🤖 AI Summary
Existing RTL code generation benchmarks inadequately evaluate LLMs across syntax correctness, functional accuracy, synthesizability, and PPA (performance, power, area) optimization. This paper introduces the first unified, automated evaluation framework tailored for hardware design—incorporating synthesis feasibility and PPA constraints into LLM assessment for the first time. The framework integrates Verilator-based functional simulation, Yosys-based logic synthesis, PPA analysis, and line-level code completion evaluation. Systematic evaluation reveals distinct model capabilities: inference-optimized models (e.g., DeepSeek R1) achieve superior overall metrics but incur high latency; base models excel at module-level code completion; and instruction-tuned models outperform others in specification-to-RTL translation. These findings establish a new empirical benchmark and methodological paradigm for evaluating LLMs in EDA applications.
📝 Abstract
The rapid advancements in LLMs have driven the adoption of generative AI in various domains, including Electronic Design Automation (EDA). Unlike traditional software development, EDA presents unique challenges, as generated RTL code must not only be syntactically correct and functionally accurate but also synthesizable by hardware generators while meeting performance, power, and area constraints. These additional requirements introduce complexities that existing code-generation benchmarks often fail to capture, limiting their effectiveness in evaluating LLMs for RTL generation. To address this gap, we propose TuRTLe, a unified evaluation framework designed to systematically assess LLMs across key RTL generation tasks.
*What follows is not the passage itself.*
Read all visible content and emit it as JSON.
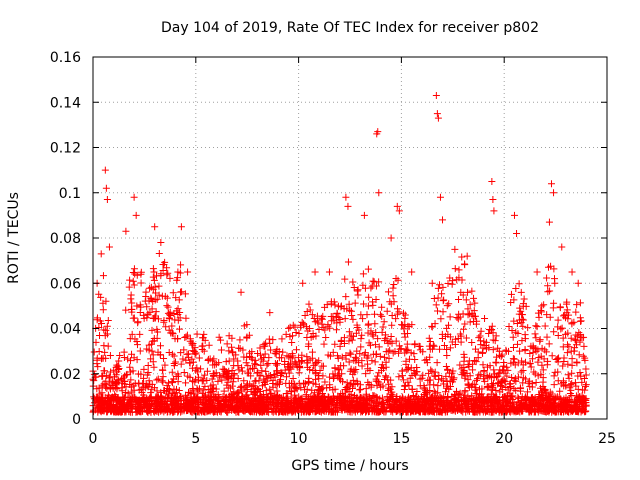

TuRTLe integrates multiple existing benchmarks and automates the evaluation process, enabling a comprehensive assessment of LLM performance in syntax correctness, functional correctness, synthesis, PPA optimization, and exact line completion. Using this framework, we benchmark a diverse set of open LLMs and analyze their strengths and weaknesses in EDA-specific tasks. Our results show that reasoning-based models, such as DeepSeek R1, consistently outperform others across multiple evaluation criteria, but at the cost of increased computational overhead and inference latency. Additionally, base models are better suited in module completion tasks, while instruct-tuned models perform better in specification-to-RTL tasks.